BAGHDAD (Reuters) - Iraq agreed a deal with U.S. energy company Orion on Monday to process natural gas extracted at its giant Nahr Bin Omar oilfield.
The memorandum of understanding, signed in Baghdad by representatives of the oil ministry and the U.S. company, will allow Orion Gas Processors to build facilities to capture the gas from the field located in southern Iraq and to transform it into usable fuels.
Nahr Bin Omar, operated by state-run Basra Oil Co., is producing more than 40,000 barrels per day of oil (bpd) and 25 million cubic feet a day of natural gas.
Iraq continues to flare some of the gas extracted alongside crude oil at its fields because it lacks the facilities to process it into fuel for local consumption or exports.
Orion will capture and process 100 million to 150 million cubic feet/day (mcf) of gas, Oil Minister Jabar al-Luaibi said at the ceremony.
The gas captured will be used to feed power stations and to produce up to 10 million liters of gasoline, equivalent to 32 percent of Iraq’s total imports of the fuel, he said.

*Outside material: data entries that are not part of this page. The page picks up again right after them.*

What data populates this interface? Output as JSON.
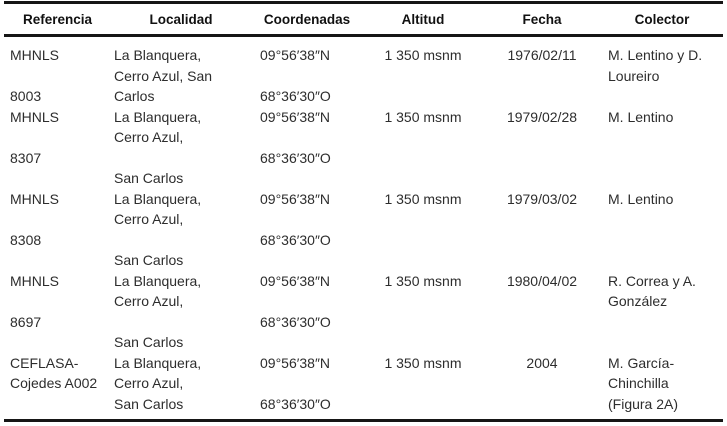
{
  "table": {
    "columns": {
      "referencia": "Referencia",
      "localidad": "Localidad",
      "coordenadas": "Coordenadas",
      "altitud": "Altitud",
      "fecha": "Fecha",
      "colector": "Colector"
    },
    "rows": [
      {
        "referencia": "MHNLS\n\n8003",
        "localidad": "La Blanquera,\nCerro Azul, San\nCarlos",
        "coordenadas": "09°56′38″N\n\n68°36′30″O",
        "altitud": "1 350 msnm",
        "fecha": "1976/02/11",
        "colector": "M. Lentino y D.\nLoureiro"
      },
      {
        "referencia": "MHNLS\n\n8307",
        "localidad": "La Blanquera,\nCerro Azul,\n\nSan Carlos",
        "coordenadas": "09°56′38″N\n\n68°36′30″O",
        "altitud": "1 350 msnm",
        "fecha": "1979/02/28",
        "colector": "M. Lentino"
      },
      {
        "referencia": "MHNLS\n\n8308",
        "localidad": "La Blanquera,\nCerro Azul,\n\nSan Carlos",
        "coordenadas": "09°56′38″N\n\n68°36′30″O",
        "altitud": "1 350 msnm",
        "fecha": "1979/03/02",
        "colector": "M. Lentino"
      },
      {
        "referencia": "MHNLS\n\n8697",
        "localidad": "La Blanquera,\nCerro Azul,\n\nSan Carlos",
        "coordenadas": "09°56′38″N\n\n68°36′30″O",
        "altitud": "1 350 msnm",
        "fecha": "1980/04/02",
        "colector": "R. Correa y A.\nGonzález"
      },
      {
        "referencia": "CEFLASA-\nCojedes A002",
        "localidad": "La Blanquera,\nCerro Azul,\nSan Carlos",
        "coordenadas": "09°56′38″N\n\n68°36′30″O",
        "altitud": "1 350 msnm",
        "fecha": "2004",
        "colector": "M. García-\nChinchilla\n(Figura 2A)"
      }
    ],
    "rule_color": "#161616",
    "text_color": "#2d2d2d"
  }
}
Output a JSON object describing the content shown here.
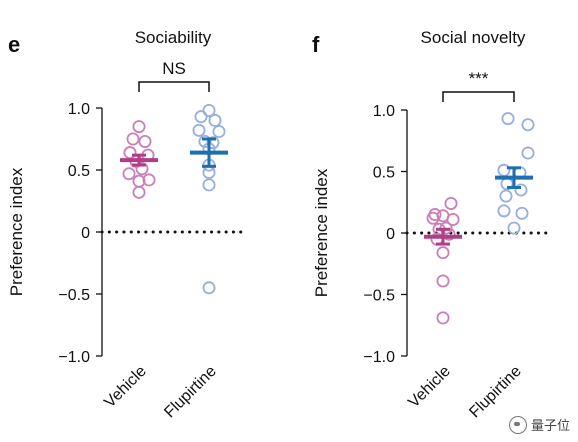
{
  "chart_data": [
    {
      "panel": "e",
      "type": "scatter",
      "title": "Sociability",
      "ylabel": "Preference index",
      "ylim": [
        -1.0,
        1.0
      ],
      "yticks": [
        1.0,
        0.5,
        0,
        -0.5,
        -1.0
      ],
      "ytick_labels": [
        "1.0",
        "0.5",
        "0",
        "−0.5",
        "−1.0"
      ],
      "categories": [
        "Vehicle",
        "Flupirtine"
      ],
      "significance": "NS",
      "series": [
        {
          "name": "Vehicle",
          "color": "#cc7fb5",
          "points": [
            0.85,
            0.75,
            0.73,
            0.64,
            0.62,
            0.57,
            0.51,
            0.47,
            0.42,
            0.41,
            0.32
          ],
          "mean": 0.58,
          "sem": 0.04
        },
        {
          "name": "Flupirtine",
          "color": "#96afdd",
          "points": [
            0.98,
            0.93,
            0.9,
            0.82,
            0.81,
            0.73,
            0.72,
            0.67,
            0.54,
            0.48,
            0.38,
            -0.45
          ],
          "mean": 0.64,
          "sem": 0.11
        }
      ],
      "mean_colors": [
        "#b03e86",
        "#1f6db3"
      ],
      "zero_line": "dotted"
    },
    {
      "panel": "f",
      "type": "scatter",
      "title": "Social novelty",
      "ylabel": "Preference index",
      "ylim": [
        -1.0,
        1.0
      ],
      "yticks": [
        1.0,
        0.5,
        0,
        -0.5,
        -1.0
      ],
      "ytick_labels": [
        "1.0",
        "0.5",
        "0",
        "−0.5",
        "−1.0"
      ],
      "categories": [
        "Vehicle",
        "Flupirtine"
      ],
      "significance": "***",
      "series": [
        {
          "name": "Vehicle",
          "color": "#cc7fb5",
          "points": [
            0.24,
            0.15,
            0.14,
            0.12,
            0.11,
            0.04,
            0.03,
            -0.01,
            -0.05,
            -0.16,
            -0.39,
            -0.69
          ],
          "mean": -0.03,
          "sem": 0.06
        },
        {
          "name": "Flupirtine",
          "color": "#96afdd",
          "points": [
            0.93,
            0.88,
            0.65,
            0.51,
            0.49,
            0.4,
            0.35,
            0.3,
            0.18,
            0.16,
            0.04
          ],
          "mean": 0.45,
          "sem": 0.08
        }
      ],
      "mean_colors": [
        "#b03e86",
        "#1f6db3"
      ],
      "zero_line": "dotted"
    }
  ],
  "watermark": {
    "text": "量子位"
  }
}
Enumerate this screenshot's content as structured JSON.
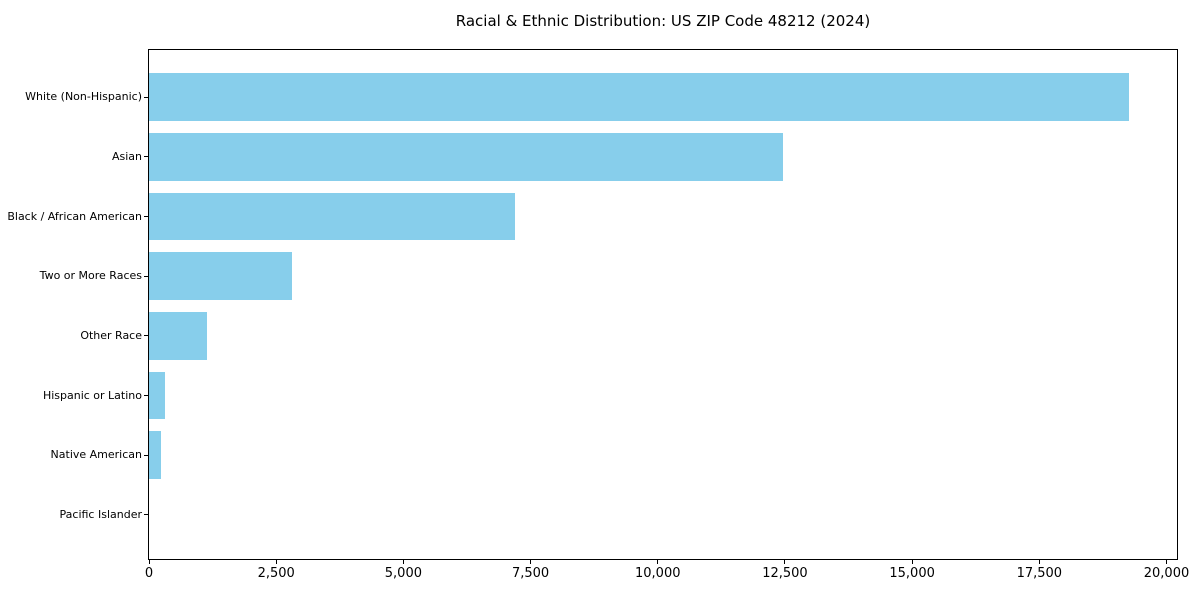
{
  "figure": {
    "background": "#ffffff"
  },
  "chart_data": {
    "type": "bar",
    "orientation": "horizontal",
    "title": "Racial & Ethnic Distribution: US ZIP Code 48212 (2024)",
    "categories": [
      "White (Non-Hispanic)",
      "Asian",
      "Black / African American",
      "Two or More Races",
      "Other Race",
      "Hispanic or Latino",
      "Native American",
      "Pacific Islander"
    ],
    "values": [
      19270,
      12460,
      7190,
      2810,
      1140,
      320,
      240,
      0
    ],
    "xlabel": "",
    "ylabel": "",
    "xlim": [
      0,
      20200
    ],
    "x_ticks": [
      0,
      2500,
      5000,
      7500,
      10000,
      12500,
      15000,
      17500,
      20000
    ],
    "x_tick_labels": [
      "0",
      "2,500",
      "5,000",
      "7,500",
      "10,000",
      "12,500",
      "15,000",
      "17,500",
      "20,000"
    ],
    "bar_color": "#87CEEB",
    "axis_color": "#000000",
    "grid": false,
    "legend_position": "none",
    "value_labels_shown": false
  }
}
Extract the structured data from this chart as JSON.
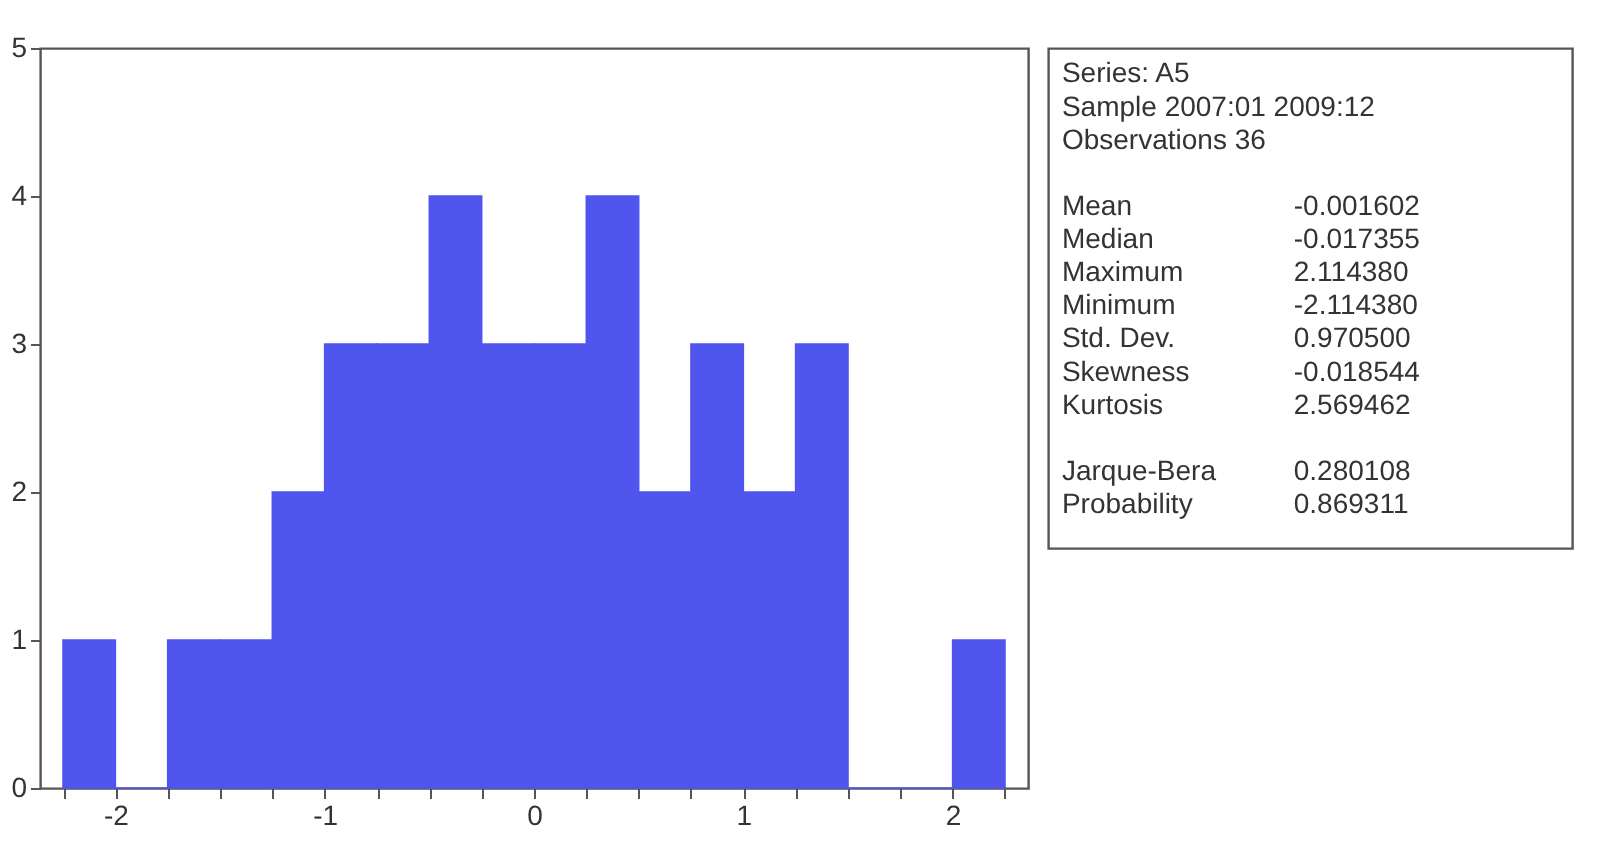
{
  "chart_data": {
    "type": "histogram",
    "color": "#5055ee",
    "bins": [
      -2.25,
      -2,
      -1.75,
      -1.5,
      -1.25,
      -1,
      -0.75,
      -0.5,
      -0.25,
      0,
      0.25,
      0.5,
      0.75,
      1,
      1.25,
      1.5,
      1.75,
      2,
      2.25
    ],
    "values": [
      1,
      0,
      1,
      1,
      2,
      3,
      3,
      4,
      3,
      3,
      4,
      2,
      3,
      2,
      3,
      0,
      0,
      1
    ],
    "xlim": [
      -2.36,
      2.36
    ],
    "xticks": [
      {
        "value": -2.25,
        "label": null
      },
      -2,
      {
        "value": -1.75,
        "label": null
      },
      {
        "value": -1.5,
        "label": null
      },
      {
        "value": -1.25,
        "label": null
      },
      -1,
      {
        "value": -0.75,
        "label": null
      },
      {
        "value": -0.5,
        "label": null
      },
      {
        "value": -0.25,
        "label": null
      },
      0,
      {
        "value": 0.25,
        "label": null
      },
      {
        "value": 0.5,
        "label": null
      },
      {
        "value": 0.75,
        "label": null
      },
      1,
      {
        "value": 1.25,
        "label": null
      },
      {
        "value": 1.5,
        "label": null
      },
      {
        "value": 1.75,
        "label": null
      },
      2,
      {
        "value": 2.25,
        "label": null
      }
    ],
    "ylim": [
      0,
      5
    ],
    "yticks": [
      0,
      1,
      2,
      3,
      4,
      5
    ],
    "grid": false,
    "annotations": [
      "Series: A5",
      "Sample 2007:01 2009:12",
      "Observations 36",
      "Mean -0.001602",
      "Median -0.017355",
      "Maximum 2.114380",
      "Minimum -2.114380",
      "Std. Dev. 0.970500",
      "Skewness -0.018544",
      "Kurtosis 2.569462",
      "Jarque-Bera 0.280108",
      "Probability 0.869311"
    ]
  }
}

Gas flaring across Iraq should end by 2021, he added.
The minister said he plans to visit Kuwait in February to finalize a deal on exporting Iraqi gas, adding that the selling price of the fuel is yet to be agreed by the two countries.
The two countries are discussing a pipeline project to bring 50 mcf of Iraqi gas per day to Kuwait for ten years, increasing to 200 mcf per day over the period.
The exports, to come from the Rumaila field, would be used as feedstock for a petrochemical plant and pay off Baghdad’s final $4.6 billion in war reparations owed for its 1990 invasion of Kuwait.
Iraq hired Japan’s Toyo Engineering [6330.T] to help build the project.